What you leave behind on the counter when cleaning is what makes the kitchen glow in the black light and what encourages even more bacteria and germs to set up house between cleanings.
A colleague on LinkedIn asked the question “What if bacteria and viruses were not invisible? Would you disinfect germ hot spots more often? Would you include this task in your cleaning specifications?”
What the question is intended to do is help “casual” cleaning staff think more about the invisible things that are cleaned or removed, where they live, and how learning and knowing more about microbiology is essential to making a home really clean!
One of the more interesting intersections of the science of cleaning is where we – your trusted professional home cleaning technicians – share a body of knowledge with exterminators. You see, both home cleaning technicians and exterminators must be experts, and to be experts, we must be certified.
Our exterminator for the Castle Keepers offices and training facility told me once of the time he needed to prove to a friend just how dirty and unhealthy the mouse living inside the walls really was. The exterminator explained how mice and rats track their urine everywhere they walk and that urine glows in the presence of a black light. So to prove that the mouse the friend thought of as a sweet little creature was really tracking un-see-ables all over the kitchen where food is prepared regularly, the exterminator turned off all of the lights and switched on the black light that he carries as a regular detection tool.
The exterminator’s friend was horrified at what he saw. It wasn’t like the contained puddle seen to the left, but rather, every cabinet, counter, wall, and even the ceiling glowed.
You see, the exterminator had rightly explained that mice/rats track urine everywhere they walk and that urine glows in black light.
What he didn’t think of was that a variety of cooking residues that splatter throughout the kitchen also glow in black light.
While some of that pervasive glow was probably from the friend’s mouse, the majority was the result of weeks, months, probably years worth of grease splatters, drink spills, squeeze bottle burps, and more from regular kitchen activities. Nearly everything you do in the kitchen results in
- liquid or elemental residue on the counter
- liquid or aerosol sprays into the air
Every smell your cooking produces is a plant or animal product “spraying” its scent with its own natural chemicals into the air. And those chemicals don’t evaporate and disappear; they hit the ceiling and stick or fall to the floor or counter and stick.

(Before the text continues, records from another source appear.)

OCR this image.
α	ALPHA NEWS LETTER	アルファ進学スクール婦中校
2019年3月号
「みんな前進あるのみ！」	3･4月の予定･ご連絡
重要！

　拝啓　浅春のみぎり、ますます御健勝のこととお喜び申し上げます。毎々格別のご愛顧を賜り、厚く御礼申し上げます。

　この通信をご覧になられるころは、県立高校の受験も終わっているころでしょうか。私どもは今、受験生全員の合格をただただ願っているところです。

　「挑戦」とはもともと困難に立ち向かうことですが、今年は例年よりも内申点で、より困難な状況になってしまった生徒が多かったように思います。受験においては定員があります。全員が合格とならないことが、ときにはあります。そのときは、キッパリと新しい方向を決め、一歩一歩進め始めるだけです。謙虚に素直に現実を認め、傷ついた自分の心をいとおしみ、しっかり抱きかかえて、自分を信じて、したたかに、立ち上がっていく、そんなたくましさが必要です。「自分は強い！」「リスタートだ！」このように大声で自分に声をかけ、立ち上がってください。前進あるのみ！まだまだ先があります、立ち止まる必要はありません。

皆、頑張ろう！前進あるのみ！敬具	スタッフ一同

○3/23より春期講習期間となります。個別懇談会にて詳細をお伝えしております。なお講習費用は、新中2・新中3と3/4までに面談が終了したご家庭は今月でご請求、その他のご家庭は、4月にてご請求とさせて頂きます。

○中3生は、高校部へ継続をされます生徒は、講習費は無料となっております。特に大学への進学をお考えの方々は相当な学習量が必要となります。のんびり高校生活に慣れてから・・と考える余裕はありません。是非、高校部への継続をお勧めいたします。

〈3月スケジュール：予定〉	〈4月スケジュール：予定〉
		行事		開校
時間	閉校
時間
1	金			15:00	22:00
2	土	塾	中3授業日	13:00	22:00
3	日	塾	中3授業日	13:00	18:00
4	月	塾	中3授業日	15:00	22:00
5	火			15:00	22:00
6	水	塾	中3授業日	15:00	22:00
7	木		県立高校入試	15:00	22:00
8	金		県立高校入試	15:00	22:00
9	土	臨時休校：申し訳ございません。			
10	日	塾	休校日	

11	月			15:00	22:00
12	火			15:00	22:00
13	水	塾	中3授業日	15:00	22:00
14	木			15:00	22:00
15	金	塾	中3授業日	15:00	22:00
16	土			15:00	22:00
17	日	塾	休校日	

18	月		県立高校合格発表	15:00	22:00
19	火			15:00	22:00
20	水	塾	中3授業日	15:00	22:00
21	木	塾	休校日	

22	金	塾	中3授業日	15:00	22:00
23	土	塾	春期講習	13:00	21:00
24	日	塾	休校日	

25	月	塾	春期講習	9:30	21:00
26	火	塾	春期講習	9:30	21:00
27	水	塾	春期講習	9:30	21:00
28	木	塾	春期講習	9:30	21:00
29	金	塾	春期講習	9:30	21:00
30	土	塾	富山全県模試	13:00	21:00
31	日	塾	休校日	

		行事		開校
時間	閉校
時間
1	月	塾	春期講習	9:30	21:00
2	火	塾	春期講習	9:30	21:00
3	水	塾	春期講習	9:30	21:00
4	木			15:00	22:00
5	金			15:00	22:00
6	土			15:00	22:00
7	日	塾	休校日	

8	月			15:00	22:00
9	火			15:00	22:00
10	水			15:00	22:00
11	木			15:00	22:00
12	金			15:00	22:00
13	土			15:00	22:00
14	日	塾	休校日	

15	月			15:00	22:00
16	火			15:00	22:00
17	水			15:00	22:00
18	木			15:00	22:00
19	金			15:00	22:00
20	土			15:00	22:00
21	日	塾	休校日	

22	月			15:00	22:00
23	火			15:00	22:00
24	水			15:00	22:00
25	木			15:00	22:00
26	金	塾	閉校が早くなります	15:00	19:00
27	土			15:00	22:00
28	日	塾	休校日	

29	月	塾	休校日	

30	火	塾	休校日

This is why it is so important to
- use a 2-step cleaning then disinfecting routing
- use an cleaning solution with a neutral pH and an EPA safety rating of 0 or 1
- use clean cloths when cleaning and disinfecting your kitchen
- use more than one clean cloth—when one cloth gets dirty, change cloths
- clean until the cloths pick up no more soil
- use a disinfecting solution with clear dilution and dwell time instructions
- follow the directions precisely or you may deactivate the disinfectant
- rinse thoroughly to remove as much residue as possible (it is not possible to remove 100% of chemical residue with a water rinse only)
- dry the surfaces to prevent new bacteria/germs from moving into a nice, wet, warm new home
What you leave behind on the counter when cleaning is what makes the kitchen glow in the black light and what encourages even more bacteria and germs to set up house between cleanings.